Optimal Online Discrepancy Minimization

TL;DR

This paper introduces an online algorithm that assigns signs to vectors to keep prefix sums highly subgaussian, significantly improving discrepancy bounds over previous methods and matching lower bounds for oblivious adversaries.

Contribution

The authors develop a novel online discrepancy minimization algorithm with improved subgaussian guarantees, extending Banaszczyk's result to trees and providing tight bounds.

Findings

Achieves $10$-subgaussian prefix sums for any vector sequence.

Improves discrepancy bounds to $O(\sqrt{\log T})$ for the infinity norm.

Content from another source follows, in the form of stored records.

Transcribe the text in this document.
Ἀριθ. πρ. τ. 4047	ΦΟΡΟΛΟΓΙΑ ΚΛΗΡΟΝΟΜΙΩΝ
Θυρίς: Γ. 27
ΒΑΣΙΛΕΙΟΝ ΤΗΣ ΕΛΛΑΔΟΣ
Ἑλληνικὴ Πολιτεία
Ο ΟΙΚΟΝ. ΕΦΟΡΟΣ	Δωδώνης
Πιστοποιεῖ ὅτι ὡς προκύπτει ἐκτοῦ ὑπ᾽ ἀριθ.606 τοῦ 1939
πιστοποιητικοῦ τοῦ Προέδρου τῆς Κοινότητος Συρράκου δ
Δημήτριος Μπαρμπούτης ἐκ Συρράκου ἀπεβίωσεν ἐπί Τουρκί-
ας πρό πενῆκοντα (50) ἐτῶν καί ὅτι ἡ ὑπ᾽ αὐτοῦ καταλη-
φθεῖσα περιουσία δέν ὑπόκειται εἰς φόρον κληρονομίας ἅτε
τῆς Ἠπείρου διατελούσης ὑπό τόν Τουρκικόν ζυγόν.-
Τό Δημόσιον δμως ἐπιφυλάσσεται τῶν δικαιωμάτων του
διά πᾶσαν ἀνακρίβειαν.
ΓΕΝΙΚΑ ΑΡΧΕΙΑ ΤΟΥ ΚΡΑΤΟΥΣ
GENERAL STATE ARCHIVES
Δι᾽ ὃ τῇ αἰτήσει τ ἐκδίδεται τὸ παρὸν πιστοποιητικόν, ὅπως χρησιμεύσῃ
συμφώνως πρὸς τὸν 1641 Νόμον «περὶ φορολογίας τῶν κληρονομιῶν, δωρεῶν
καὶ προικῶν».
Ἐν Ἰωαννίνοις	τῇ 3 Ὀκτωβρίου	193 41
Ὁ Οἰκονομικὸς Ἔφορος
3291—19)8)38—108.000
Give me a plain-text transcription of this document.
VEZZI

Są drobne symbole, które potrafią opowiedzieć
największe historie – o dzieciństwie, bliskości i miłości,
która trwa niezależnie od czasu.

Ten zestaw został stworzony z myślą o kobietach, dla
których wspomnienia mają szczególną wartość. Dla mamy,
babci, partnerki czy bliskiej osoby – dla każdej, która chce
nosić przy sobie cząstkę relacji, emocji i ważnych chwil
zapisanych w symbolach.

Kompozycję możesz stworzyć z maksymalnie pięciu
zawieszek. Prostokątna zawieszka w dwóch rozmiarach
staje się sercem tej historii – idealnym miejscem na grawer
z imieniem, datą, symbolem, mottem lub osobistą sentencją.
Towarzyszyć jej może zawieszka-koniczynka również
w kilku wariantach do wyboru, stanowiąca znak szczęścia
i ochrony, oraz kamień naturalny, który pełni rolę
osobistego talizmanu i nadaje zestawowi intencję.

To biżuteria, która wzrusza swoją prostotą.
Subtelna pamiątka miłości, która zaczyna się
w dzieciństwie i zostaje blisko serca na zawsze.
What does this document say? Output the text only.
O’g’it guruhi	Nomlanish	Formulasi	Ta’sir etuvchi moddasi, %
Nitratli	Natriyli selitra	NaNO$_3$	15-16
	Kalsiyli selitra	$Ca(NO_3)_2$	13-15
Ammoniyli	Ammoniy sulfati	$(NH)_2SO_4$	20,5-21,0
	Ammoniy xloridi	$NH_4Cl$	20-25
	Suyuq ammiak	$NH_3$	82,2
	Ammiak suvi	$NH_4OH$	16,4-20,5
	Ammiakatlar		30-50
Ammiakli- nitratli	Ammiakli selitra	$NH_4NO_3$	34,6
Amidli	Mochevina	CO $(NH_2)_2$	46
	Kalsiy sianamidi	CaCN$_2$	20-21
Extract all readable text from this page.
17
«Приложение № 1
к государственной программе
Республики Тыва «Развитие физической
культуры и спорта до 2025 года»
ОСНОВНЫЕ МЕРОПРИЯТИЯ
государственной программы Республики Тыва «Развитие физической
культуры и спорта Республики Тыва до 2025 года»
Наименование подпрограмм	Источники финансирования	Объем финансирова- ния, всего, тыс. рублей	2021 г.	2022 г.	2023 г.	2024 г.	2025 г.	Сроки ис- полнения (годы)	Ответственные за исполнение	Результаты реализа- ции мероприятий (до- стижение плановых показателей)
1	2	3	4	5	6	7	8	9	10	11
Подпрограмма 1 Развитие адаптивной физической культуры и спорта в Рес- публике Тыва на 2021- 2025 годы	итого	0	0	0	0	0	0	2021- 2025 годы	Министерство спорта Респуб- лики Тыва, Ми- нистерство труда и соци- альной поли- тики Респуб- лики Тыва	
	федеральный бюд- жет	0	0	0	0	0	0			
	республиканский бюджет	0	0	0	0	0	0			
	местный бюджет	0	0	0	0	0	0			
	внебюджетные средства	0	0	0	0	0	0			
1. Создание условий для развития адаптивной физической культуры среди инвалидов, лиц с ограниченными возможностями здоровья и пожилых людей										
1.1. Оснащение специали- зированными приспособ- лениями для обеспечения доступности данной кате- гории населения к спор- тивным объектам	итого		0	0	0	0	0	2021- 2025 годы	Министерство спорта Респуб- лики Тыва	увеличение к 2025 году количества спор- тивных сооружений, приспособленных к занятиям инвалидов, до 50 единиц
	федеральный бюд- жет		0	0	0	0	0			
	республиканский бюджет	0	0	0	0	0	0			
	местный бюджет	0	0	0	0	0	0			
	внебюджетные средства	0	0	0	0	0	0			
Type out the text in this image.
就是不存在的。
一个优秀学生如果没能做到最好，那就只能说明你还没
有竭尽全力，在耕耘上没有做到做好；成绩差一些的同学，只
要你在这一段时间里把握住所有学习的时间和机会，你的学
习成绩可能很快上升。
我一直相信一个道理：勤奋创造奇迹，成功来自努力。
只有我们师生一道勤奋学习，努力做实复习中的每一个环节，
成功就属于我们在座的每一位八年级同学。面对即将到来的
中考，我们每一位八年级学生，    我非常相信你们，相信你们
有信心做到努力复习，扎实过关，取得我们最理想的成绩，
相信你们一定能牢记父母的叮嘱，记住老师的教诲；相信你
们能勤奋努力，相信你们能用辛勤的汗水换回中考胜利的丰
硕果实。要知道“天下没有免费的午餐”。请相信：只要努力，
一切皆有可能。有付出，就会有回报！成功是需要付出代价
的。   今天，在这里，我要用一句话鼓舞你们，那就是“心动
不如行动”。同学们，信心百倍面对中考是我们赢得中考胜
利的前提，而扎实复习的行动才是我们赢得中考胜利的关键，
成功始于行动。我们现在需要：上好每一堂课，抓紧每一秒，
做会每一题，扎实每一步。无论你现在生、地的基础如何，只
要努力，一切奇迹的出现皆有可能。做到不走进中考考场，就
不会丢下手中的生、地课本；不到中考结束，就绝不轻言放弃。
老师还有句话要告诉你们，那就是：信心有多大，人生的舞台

Provides a matching lower bound for oblivious adversaries.

Abstract

We prove that there exists an online algorithm that for any sequence of vectors $v_1,\ldots,v_T \in \mathbb{R}^n$ with $\|v_i\|_2 \leq 1$, arriving one at a time, decides random signs $x_1,\ldots,x_T \in \{ -1,1\}$ so that for every $t \le T$, the prefix sum $\sum_{i=1}^t x_iv_i$ is $10$-subgaussian. This improves over the work of Alweiss, Liu and Sawhney who kept prefix sums $O(\sqrt{\log (nT)})$-subgaussian, and gives a $O(\sqrt{\log T})$ bound on the discrepancy $\max_{t \in T} \|\sum_{i=1}^t x_i v_i\|_\infty$. Our proof combines a generalization of Banaszczyk's prefix balancing result to trees with a cloning argument to find distributions rather than single colorings. We also show a matching $\Omega(\sqrt{\log T})$ strategy for an oblivious adversary.